The Complete Pegana,
ed. S. T. Joshi (Oakland, CA: Chaosium, 1998), p. 7.
7
Cited again in
The Dream-Quest of Unknown Kadath
(MM 318).
8
Cited again in
The Dream-Quest of Unknown Kadath
(MM 318-19).
9
Archaic spelling of
lanterns
; used again in “The Festival” (1923; CC 113).
10
The mention of the Greek mountain Olympus (home of the Greek gods) may seem odd in an imaginary-world fantasy, but it is perhaps meant as an echo of the opening line of Lord Dunsany's
The Gods of Pegana
(1905): “Before there stood gods upon Olympus, or ever Allah was Allah, had wrought and rested Mana-Yood-Sushai.”
The Complete Pegana
, p. 7.
THE TEMPLE
“The Temple” was written sometime after “The Cats of Ulthar” ( June 15, 1920) but before “Celephaïs” (early November). It was first published in
Weird Tales
(September 1925) and reprinted in
Weird Tales
(February 1936). This is the first of HPL's stories not to have been originally published in an amateur journal; possibly its length was a factor, as most amateur journals could not accommodate so long a tale.

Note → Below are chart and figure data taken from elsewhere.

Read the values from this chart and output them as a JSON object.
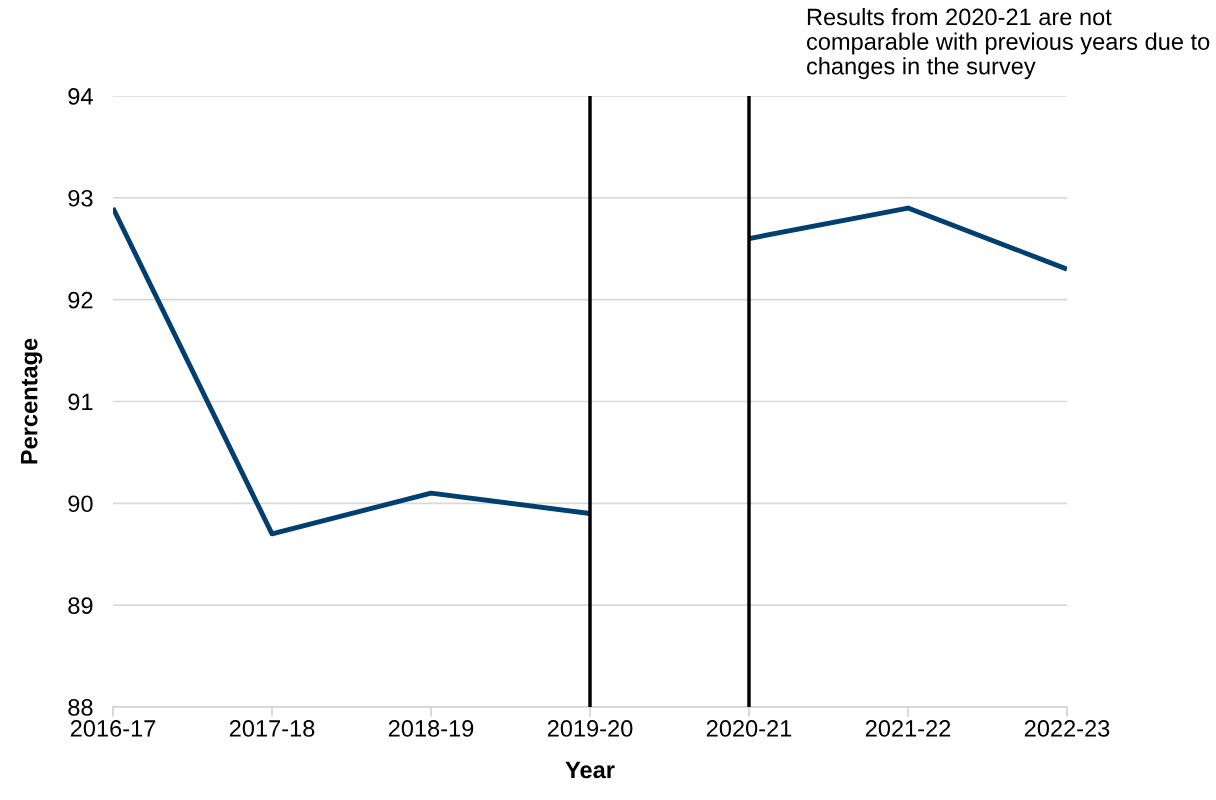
{
  "chart_data": {
    "type": "line",
    "xlabel": "Year",
    "ylabel": "Percentage",
    "categories": [
      "2016-17",
      "2017-18",
      "2018-19",
      "2019-20",
      "2020-21",
      "2021-22",
      "2022-23"
    ],
    "series": [
      {
        "color": "#003f6f",
        "values": [
          92.9,
          89.7,
          90.1,
          89.9,
          null,
          null,
          null
        ]
      },
      {
        "color": "#003f6f",
        "values": [
          null,
          null,
          null,
          null,
          92.6,
          92.9,
          92.3
        ]
      }
    ],
    "ylim": [
      88,
      94
    ],
    "yticks": [
      88,
      89,
      90,
      91,
      92,
      93,
      94
    ],
    "grid": "y",
    "marker": "none",
    "line_style": "solid",
    "ref_lines": [
      {
        "axis": "x",
        "value": "2019-20",
        "color": "#000000"
      },
      {
        "axis": "x",
        "value": "2020-21",
        "color": "#000000"
      }
    ],
    "annotations": [
      "Results from 2020-21 are not comparable with previous years due to changes in the survey"
    ]
  }
}
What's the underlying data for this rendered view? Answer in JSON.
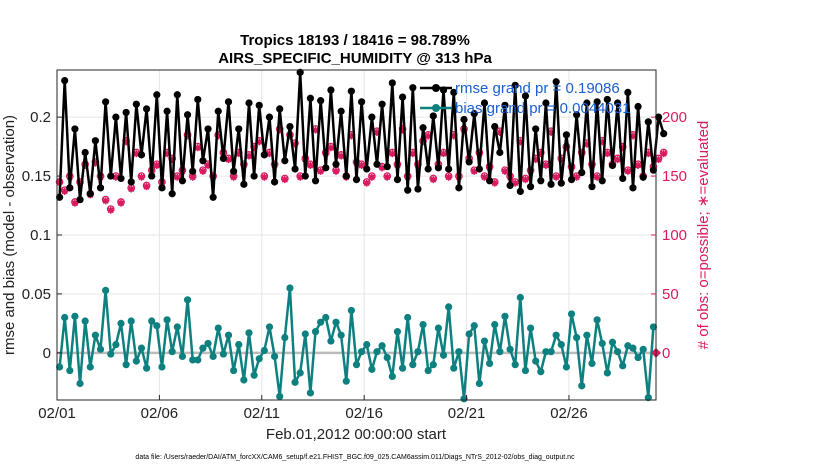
{
  "chart_data": {
    "type": "line",
    "title": "Tropics 18193 / 18416 = 98.789%",
    "subtitle": "AIRS_SPECIFIC_HUMIDITY @ 313 hPa",
    "xlabel": "Feb.01,2012 00:00:00 start",
    "ylabel": "rmse and bias (model - observation)",
    "ylabel_right": "# of obs: o=possible; ∗=evaluated",
    "footnote": "data file: /Users/raeder/DAI/ATM_forcXX/CAM6_setup/f.e21.FHIST_BGC.f09_025.CAM6assim.011/Diags_NTrS_2012-02/obs_diag_output.nc",
    "x_tick_labels": [
      "02/01",
      "02/06",
      "02/11",
      "02/16",
      "02/21",
      "02/26"
    ],
    "x_tick_days": [
      0,
      5,
      10,
      15,
      20,
      25
    ],
    "xlim": [
      0,
      29.25
    ],
    "y_tick_labels": [
      "0",
      "0.05",
      "0.1",
      "0.15",
      "0.2"
    ],
    "y_ticks": [
      0,
      0.05,
      0.1,
      0.15,
      0.2
    ],
    "ylim": [
      -0.04,
      0.24
    ],
    "y2_tick_labels": [
      "0",
      "50",
      "100",
      "150",
      "200"
    ],
    "y2_ticks": [
      0,
      50,
      100,
      150,
      200
    ],
    "y2lim": [
      -40,
      240
    ],
    "legend": [
      "rmse grand pr = 0.19086",
      "bias grand pr = 0.0044031"
    ],
    "legend_position": "top-right",
    "colors": {
      "rmse": "#000000",
      "bias": "#0f8080",
      "obs": "#d81b60",
      "zero_line": "#bbbbbb",
      "legend_text": "#1a5fd0",
      "title": "#000000"
    },
    "series": [
      {
        "name": "rmse",
        "x_step_days": 0.25,
        "values": [
          0.132,
          0.231,
          0.14,
          0.19,
          0.13,
          0.17,
          0.135,
          0.18,
          0.14,
          0.213,
          0.15,
          0.2,
          0.148,
          0.204,
          0.145,
          0.211,
          0.168,
          0.207,
          0.15,
          0.219,
          0.14,
          0.205,
          0.135,
          0.219,
          0.146,
          0.202,
          0.154,
          0.215,
          0.163,
          0.19,
          0.132,
          0.205,
          0.165,
          0.213,
          0.154,
          0.19,
          0.143,
          0.212,
          0.15,
          0.21,
          0.168,
          0.2,
          0.145,
          0.207,
          0.163,
          0.192,
          0.156,
          0.238,
          0.15,
          0.216,
          0.146,
          0.214,
          0.157,
          0.223,
          0.16,
          0.205,
          0.15,
          0.222,
          0.147,
          0.213,
          0.156,
          0.2,
          0.16,
          0.211,
          0.158,
          0.229,
          0.147,
          0.217,
          0.138,
          0.225,
          0.139,
          0.191,
          0.156,
          0.201,
          0.157,
          0.223,
          0.156,
          0.221,
          0.14,
          0.198,
          0.162,
          0.203,
          0.156,
          0.212,
          0.146,
          0.192,
          0.17,
          0.21,
          0.142,
          0.227,
          0.137,
          0.218,
          0.141,
          0.19,
          0.146,
          0.212,
          0.143,
          0.23,
          0.144,
          0.185,
          0.147,
          0.202,
          0.153,
          0.212,
          0.141,
          0.213,
          0.146,
          0.215,
          0.159,
          0.212,
          0.148,
          0.221,
          0.14,
          0.209,
          0.149,
          0.196,
          0.155,
          0.2,
          0.186
        ]
      },
      {
        "name": "bias",
        "x_step_days": 0.25,
        "values": [
          -0.012,
          0.03,
          -0.015,
          0.031,
          -0.026,
          0.027,
          -0.012,
          0.015,
          0.003,
          0.053,
          -0.001,
          0.007,
          0.025,
          -0.01,
          0.027,
          -0.007,
          0.004,
          -0.013,
          0.027,
          0.023,
          -0.012,
          0.028,
          0.001,
          0.022,
          -0.003,
          0.045,
          -0.006,
          -0.006,
          0.004,
          0.008,
          -0.003,
          0.021,
          -0.001,
          0.015,
          -0.015,
          0.007,
          -0.023,
          0.017,
          -0.019,
          -0.005,
          0.002,
          0.022,
          -0.003,
          -0.037,
          0.013,
          0.055,
          -0.025,
          -0.017,
          0.016,
          -0.034,
          0.018,
          0.026,
          0.03,
          0.01,
          0.026,
          0.015,
          -0.024,
          0.036,
          -0.01,
          0.001,
          0.007,
          -0.014,
          0.001,
          0.006,
          -0.004,
          -0.02,
          0.018,
          -0.013,
          0.03,
          -0.01,
          0.001,
          0.024,
          -0.015,
          -0.01,
          0.021,
          -0.002,
          0.039,
          -0.013,
          0.001,
          -0.039,
          0.016,
          0.023,
          -0.026,
          0.01,
          -0.009,
          0.024,
          0.001,
          0.031,
          0.003,
          -0.01,
          0.047,
          -0.015,
          0.021,
          -0.007,
          -0.016,
          0.001,
          0.001,
          0.015,
          0.007,
          -0.012,
          0.033,
          0.013,
          -0.028,
          0.015,
          -0.009,
          0.028,
          0.008,
          -0.017,
          0.009,
          0.001,
          -0.011,
          0.006,
          0.004,
          -0.004,
          0.003,
          -0.038,
          0.022
        ]
      },
      {
        "name": "obs_possible",
        "x_step_days": 0.25,
        "values": [
          145,
          138,
          150,
          128,
          145,
          160,
          135,
          162,
          150,
          130,
          122,
          150,
          128,
          180,
          140,
          170,
          150,
          142,
          155,
          160,
          145,
          170,
          165,
          150,
          155,
          185,
          150,
          175,
          155,
          160,
          150,
          185,
          170,
          165,
          150,
          170,
          160,
          168,
          175,
          180,
          150,
          170,
          160,
          190,
          148,
          185,
          178,
          150,
          165,
          160,
          190,
          155,
          170,
          175,
          155,
          168,
          150,
          185,
          162,
          160,
          145,
          150,
          188,
          158,
          150,
          170,
          160,
          190,
          150,
          170,
          160,
          180,
          185,
          148,
          160,
          170,
          150,
          185,
          150,
          190,
          165,
          155,
          170,
          150,
          158,
          145,
          188,
          155,
          150,
          145,
          180,
          148,
          155,
          165,
          170,
          160,
          188,
          150,
          165,
          175,
          158,
          150,
          170,
          178,
          160,
          150,
          180,
          170,
          160,
          165,
          175,
          155,
          185,
          160,
          150,
          170,
          158,
          165,
          170
        ]
      },
      {
        "name": "obs_evaluated",
        "x_step_days": 0.25,
        "values": [
          145,
          137,
          149,
          127,
          144,
          159,
          134,
          161,
          149,
          129,
          121,
          149,
          127,
          179,
          139,
          169,
          149,
          141,
          154,
          159,
          144,
          169,
          164,
          149,
          154,
          184,
          149,
          174,
          154,
          159,
          149,
          184,
          169,
          164,
          149,
          169,
          159,
          167,
          174,
          179,
          149,
          169,
          159,
          189,
          147,
          184,
          177,
          149,
          164,
          159,
          189,
          154,
          169,
          174,
          154,
          167,
          149,
          184,
          161,
          159,
          144,
          149,
          187,
          157,
          149,
          169,
          159,
          189,
          149,
          169,
          159,
          179,
          184,
          147,
          159,
          169,
          149,
          184,
          149,
          189,
          164,
          154,
          169,
          149,
          157,
          144,
          187,
          154,
          149,
          144,
          179,
          147,
          154,
          164,
          169,
          159,
          187,
          149,
          164,
          174,
          157,
          149,
          169,
          177,
          159,
          149,
          179,
          169,
          159,
          164,
          174,
          154,
          184,
          159,
          149,
          169,
          157,
          164,
          169
        ]
      }
    ]
  }
}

Like “Dagon” (1917), it uses World War I as a vivid backdrop, although HPL mars the story by crude satire on his German protagonist's militarist and chauvinist sentiments. There also seems to be an excess of supernaturalism, with many bizarre occurrences that do not seem to unify into a coherent whole. But the story is significant in postulating (like “Dagon”) an entire civilization antedating humanity and possibly responsible for many of the intellectual and aesthetic achievements of humanity. In a letter HPL remarks that “the flame that the Graf von Altberg-Ehrenstein beheld was a witch-fire lit by spirits many millennia old” (SL 1.287), but no reader could ever make this deduction based solely on the textual evidence.
1
HPL's twenty-seventh birthday.
2
This location would be in the middle of the North Atlantic Ocean, approximately 800 miles northwest of the Cape Verde Islands.
3
Germany had instituted the practice of sinking civilian shipping by means of submarine torpedoes from the very outset of the war. HPL expressed outrage at the sinking of the British passenger ship
Lusitania
on May 7, 1915, writing the poem “The Crime of Crimes” (
Interesting Items
, July 1915) as a result.
4
The French province of Alsace-Lorraine was conquered by the Prussians in the Franco-Prussian War of 1870-71 and was retained by Germany until the end of World War I. HPL's submarine commander presumably expresses his scorn for the Alsatian on the assumption that he is not a true or traditional Prussian.
5
A German city in the state of Lower Saxony, situated on the North Sea. It was the site of an important naval base.
6
Rhineland refers generally to the territory on either side of the Rhine river, in west-central Germany. The Rhineland was awarded to Prussia at the Congress of Vienna in 1815. Again, HPL's submarine commander apparently feels that the area was too newly acquired for its inhabitants to be properly Prussian.